Focusing On Family Law – And You
The family home is the most valuable asset that many California couples own. Real estate of any kind is not cheap these days, especially in California. As a result, most people have a mortgage to finance the purchase of their home.
What happens to the family home and its mortgage when a married couple decides to divorce?
Mortgages and divorce
In reality, there are typically only a few limited options for divorcing spouses who find themselves in this situation.
The first and probably the easiest option for divorcing couples is to sell the home and split the profit.
However, our readers in California probably know that in today’s real estate climate that option could be easier said than done.

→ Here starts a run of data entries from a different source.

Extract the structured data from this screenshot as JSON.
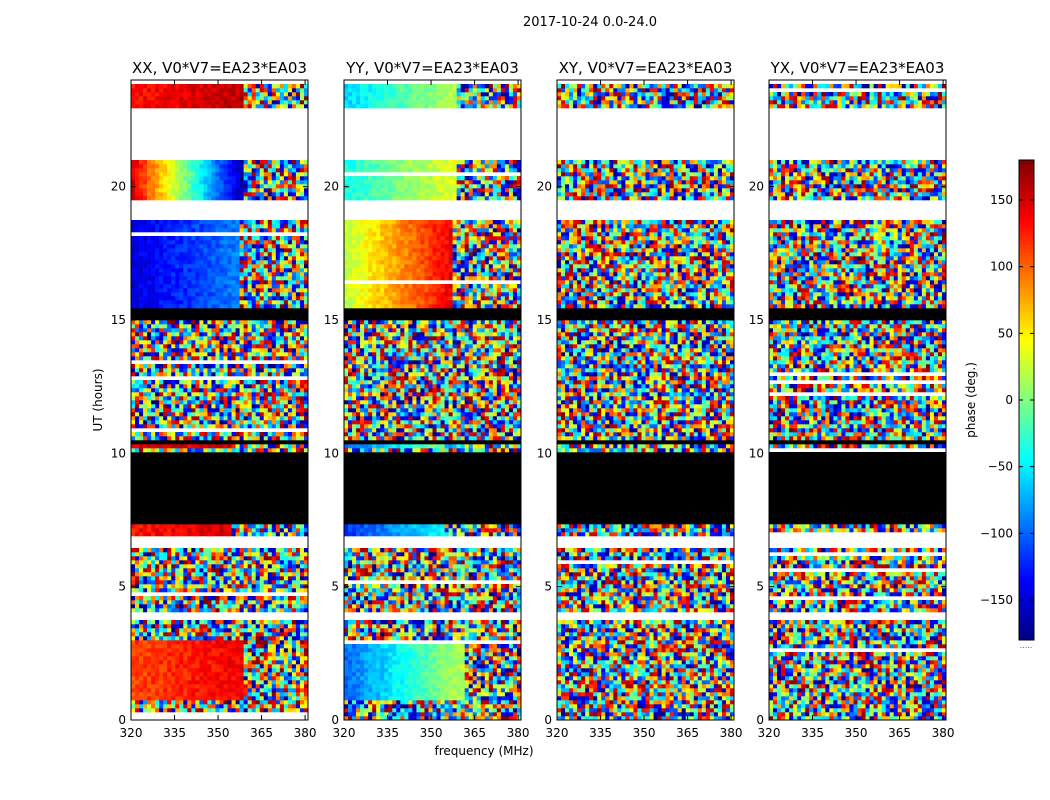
{
  "figure": {
    "suptitle": "2017-10-24 0.0-24.0",
    "xlabel": "frequency (MHz)",
    "ylabel": "UT (hours)",
    "colorbar_label": "phase (deg.)"
  },
  "chart_data": [
    {
      "type": "heatmap",
      "title": "XX, V0*V7=EA23*EA03",
      "xlabel": "frequency (MHz)",
      "ylabel": "UT (hours)",
      "xlim": [
        320,
        381
      ],
      "ylim": [
        0,
        24
      ],
      "xticks": [
        320,
        335,
        350,
        365,
        380
      ],
      "yticks": [
        0,
        5,
        10,
        15,
        20
      ],
      "value_range": [
        -180,
        180
      ],
      "colormap": "jet",
      "coherent_phase_segments": [
        {
          "t_start": 0.8,
          "t_end": 3.0,
          "f_start": 320,
          "f_end": 359,
          "phase_start": 110,
          "phase_end": 140
        },
        {
          "t_start": 6.9,
          "t_end": 7.4,
          "f_start": 320,
          "f_end": 355,
          "phase_start": 130,
          "phase_end": 150
        },
        {
          "t_start": 10.2,
          "t_end": 10.4,
          "f_start": 320,
          "f_end": 355,
          "phase_start": 140,
          "phase_end": 150
        },
        {
          "t_start": 15.5,
          "t_end": 18.7,
          "f_start": 320,
          "f_end": 357,
          "phase_start": -150,
          "phase_end": -90
        },
        {
          "t_start": 19.5,
          "t_end": 21.0,
          "f_start": 320,
          "f_end": 359,
          "phase_start": 150,
          "phase_end": -170
        },
        {
          "t_start": 23.0,
          "t_end": 23.9,
          "f_start": 320,
          "f_end": 359,
          "phase_start": 130,
          "phase_end": 160
        }
      ]
    },
    {
      "type": "heatmap",
      "title": "YY, V0*V7=EA23*EA03",
      "xlabel": "frequency (MHz)",
      "ylabel": "UT (hours)",
      "xlim": [
        320,
        381
      ],
      "ylim": [
        0,
        24
      ],
      "xticks": [
        320,
        335,
        350,
        365,
        380
      ],
      "yticks": [
        0,
        5,
        10,
        15,
        20
      ],
      "value_range": [
        -180,
        180
      ],
      "colormap": "jet",
      "coherent_phase_segments": [
        {
          "t_start": 0.8,
          "t_end": 3.0,
          "f_start": 320,
          "f_end": 361,
          "phase_start": -100,
          "phase_end": 20
        },
        {
          "t_start": 6.9,
          "t_end": 7.4,
          "f_start": 320,
          "f_end": 355,
          "phase_start": -120,
          "phase_end": -40
        },
        {
          "t_start": 10.2,
          "t_end": 10.4,
          "f_start": 320,
          "f_end": 355,
          "phase_start": -100,
          "phase_end": 0
        },
        {
          "t_start": 15.5,
          "t_end": 18.7,
          "f_start": 320,
          "f_end": 357,
          "phase_start": 20,
          "phase_end": 140
        },
        {
          "t_start": 19.5,
          "t_end": 21.0,
          "f_start": 320,
          "f_end": 359,
          "phase_start": -40,
          "phase_end": 40
        },
        {
          "t_start": 23.0,
          "t_end": 23.9,
          "f_start": 320,
          "f_end": 359,
          "phase_start": -60,
          "phase_end": 20
        }
      ]
    },
    {
      "type": "heatmap",
      "title": "XY, V0*V7=EA23*EA03",
      "xlabel": "frequency (MHz)",
      "ylabel": "UT (hours)",
      "xlim": [
        320,
        381
      ],
      "ylim": [
        0,
        24
      ],
      "xticks": [
        320,
        335,
        350,
        365,
        380
      ],
      "yticks": [
        0,
        5,
        10,
        15,
        20
      ],
      "value_range": [
        -180,
        180
      ],
      "colormap": "jet",
      "coherent_phase_segments": []
    },
    {
      "type": "heatmap",
      "title": "YX, V0*V7=EA23*EA03",
      "xlabel": "frequency (MHz)",
      "ylabel": "UT (hours)",
      "xlim": [
        320,
        381
      ],
      "ylim": [
        0,
        24
      ],
      "xticks": [
        320,
        335,
        350,
        365,
        380
      ],
      "yticks": [
        0,
        5,
        10,
        15,
        20
      ],
      "value_range": [
        -180,
        180
      ],
      "colormap": "jet",
      "coherent_phase_segments": []
    }
  ],
  "time_structure": {
    "flagged_black_intervals": [
      [
        7.4,
        10.0
      ],
      [
        15.0,
        15.5
      ],
      [
        10.4,
        10.5
      ]
    ],
    "empty_white_intervals": [
      [
        3.7,
        4.0
      ],
      [
        6.5,
        6.9
      ],
      [
        18.7,
        19.5
      ],
      [
        21.0,
        23.0
      ],
      [
        23.9,
        24.0
      ]
    ]
  },
  "colorbar": {
    "range": [
      -180,
      180
    ],
    "ticks": [
      -150,
      -100,
      -50,
      0,
      50,
      100,
      150
    ],
    "label": "phase (deg.)",
    "colormap": "jet",
    "footnote": "....."
  }
}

The once red-hot housing market has cooled over the past few years, and selling property isn’t easy these days, and of course there may be sentimental and logistical elements to consider with this option.
Another option is for one of the spouses to keep the home and, most likely, refinance the mortgage in their name only. However, the cost of this option can be prohibitive, especially with today’s higher interest rates.
Yet another option could prove more complicated: keeping the property as a jointly-owned asset by the divorced parties even in post-divorce life, and using the property as an investment.
This might be workable if the divorcing spouses are somewhat amicable but, in many divorce cases, that isn’t true.
Ultimately, finding a solution for dealing with the family home and mortgage is never easy, and recent events have made it more difficult. Homeowners going through a divorce should thoroughly examine all their property division options.